Ao contrário do que diz a Parque Escolar, quando refere que os solos “não são considerados contaminados”, a CCDR-LVT diz que foram removidas das escavações 350 toneladas de “solos contaminados”, embora “classificados como resíduos não perigosos”. A presidente do organismo, Teresa Almeida, garante porém que não há “risco para a saúde humana, nomeadamente para as crianças que frequentam a escola”, já que esses resíduos estão “depositados no extremos do terreno da escola, oposto ao edifício escolar”.
A VISÃO voltou a contactar a Parque Escolar para saber se houve alterações ao projeto que justificassem a menor área escavada e o “desaparecimento” de quase 1 300 toneladas de solos perigosos, uma vez que o alvará previa a sua remoção, nomeadamente para construir as estacas.
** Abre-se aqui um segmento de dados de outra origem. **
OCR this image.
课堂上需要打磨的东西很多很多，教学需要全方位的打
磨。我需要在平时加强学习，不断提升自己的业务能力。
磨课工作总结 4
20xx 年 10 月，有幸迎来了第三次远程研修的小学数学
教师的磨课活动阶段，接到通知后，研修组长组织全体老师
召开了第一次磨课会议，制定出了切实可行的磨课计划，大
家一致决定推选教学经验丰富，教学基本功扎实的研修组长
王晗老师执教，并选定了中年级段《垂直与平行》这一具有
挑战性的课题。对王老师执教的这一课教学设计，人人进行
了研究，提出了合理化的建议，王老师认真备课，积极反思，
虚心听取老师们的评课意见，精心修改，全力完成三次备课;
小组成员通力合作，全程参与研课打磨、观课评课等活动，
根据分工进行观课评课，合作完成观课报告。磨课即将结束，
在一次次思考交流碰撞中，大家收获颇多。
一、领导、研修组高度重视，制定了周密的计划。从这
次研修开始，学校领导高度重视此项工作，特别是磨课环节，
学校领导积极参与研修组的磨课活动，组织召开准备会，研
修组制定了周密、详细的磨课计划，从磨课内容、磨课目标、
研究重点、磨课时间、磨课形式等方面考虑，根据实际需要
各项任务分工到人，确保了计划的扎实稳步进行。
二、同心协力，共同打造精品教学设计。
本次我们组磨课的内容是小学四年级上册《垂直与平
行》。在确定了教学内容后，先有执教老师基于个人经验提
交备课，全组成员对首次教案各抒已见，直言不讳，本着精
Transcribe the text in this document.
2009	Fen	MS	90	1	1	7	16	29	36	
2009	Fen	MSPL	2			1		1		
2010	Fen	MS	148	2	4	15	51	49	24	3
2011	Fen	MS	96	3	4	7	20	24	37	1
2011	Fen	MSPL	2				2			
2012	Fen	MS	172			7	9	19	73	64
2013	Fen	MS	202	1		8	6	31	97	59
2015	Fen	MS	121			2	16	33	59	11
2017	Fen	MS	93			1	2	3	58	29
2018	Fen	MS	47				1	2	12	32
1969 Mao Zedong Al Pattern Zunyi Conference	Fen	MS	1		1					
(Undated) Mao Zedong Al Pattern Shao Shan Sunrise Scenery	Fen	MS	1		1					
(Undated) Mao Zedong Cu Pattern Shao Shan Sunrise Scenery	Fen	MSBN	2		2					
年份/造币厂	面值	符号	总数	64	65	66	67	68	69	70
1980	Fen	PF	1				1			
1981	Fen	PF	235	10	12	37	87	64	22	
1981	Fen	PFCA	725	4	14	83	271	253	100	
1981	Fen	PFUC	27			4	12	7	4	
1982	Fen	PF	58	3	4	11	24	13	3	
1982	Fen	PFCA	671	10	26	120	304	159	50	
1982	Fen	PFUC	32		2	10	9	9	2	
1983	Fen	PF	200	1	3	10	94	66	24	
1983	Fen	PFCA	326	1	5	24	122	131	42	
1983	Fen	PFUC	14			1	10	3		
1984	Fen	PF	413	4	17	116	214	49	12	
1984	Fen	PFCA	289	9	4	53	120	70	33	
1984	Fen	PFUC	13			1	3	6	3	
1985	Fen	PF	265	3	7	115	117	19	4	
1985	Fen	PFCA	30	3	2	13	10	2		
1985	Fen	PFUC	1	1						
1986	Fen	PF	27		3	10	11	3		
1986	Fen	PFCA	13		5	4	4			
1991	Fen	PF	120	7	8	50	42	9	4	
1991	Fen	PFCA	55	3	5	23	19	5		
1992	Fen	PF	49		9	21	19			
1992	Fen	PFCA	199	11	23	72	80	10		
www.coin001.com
A entidade respondeu que não houve alterações no projeto, apenas “alterações dos procedimentos de execução dos trabalho”.
Um especialista ouvido pela VISÃO assegura que alterações que implicassem uma menor área escavada para as fundações (e, portanto, menos terra removida) teriam obrigatoriamente de passar por alterações ao projeto, para construir menos caves ou menos pisos, sendo as estacas mais pequenas.
“É uma situação de risco”
“Não faz sentido”, diz Rui Berkemeier, especialista em resíduos da associação ambientalista Zero. “Se afirmam que os solos não são contaminados, porque é que dizem que não há contacto direto entre os recetores e o solo afetado? E porque é que vão monitorizar a qualidade da água e dos solos? E as fundações mudaram de sítio? A obra foi alterada? O alvará obriga a retirar as terras perigosas e contaminadas… Tudo isto é inverosímil.”
O ambientalista também não está tão seguro como a Parque Escolar e a CCDR-LVT da segurança da escola. “É uma situação de risco, manter-se a situação sabendo-se que há ali solos contaminados. Pode haver uma migração de compostos orgânicos voláteis. Estamos a falar de agentes cancerígenos. Aqueles solos têm de ser removidos. É o princípio da precaução.”
Berkemeier atribui esta situação aos “facilitismos do costume no Parque das Nações”, uma zona de Lisboa altamente contaminada, devido à indústria pesada que ali houve ao longo do século XX. “Continuamos a cometer os mesmos erros. deixamos lá os resíduos perigosos e quem vier a seguir que feche a porta. Não é razoável deixar os solos perigosos debaixo de uma escola.”
Este caso tem outro pormenor que causa estranheza a quem trabalha no meio: a Parque Escolar pediu à CCDR-LVT para ser ela, e não uma empresa especializada, a preparar o pedido de licenciamento, que depois foi verificado e aprovado pela própria entidade. A situação é equivalente a uma pessoa que pretende construir uma moradia pagar ao engenheiro da câmara municipal que seja ele a preparar o licenciamento – o mesmo engenheiro que depois decide a aprovação desse licenciamento.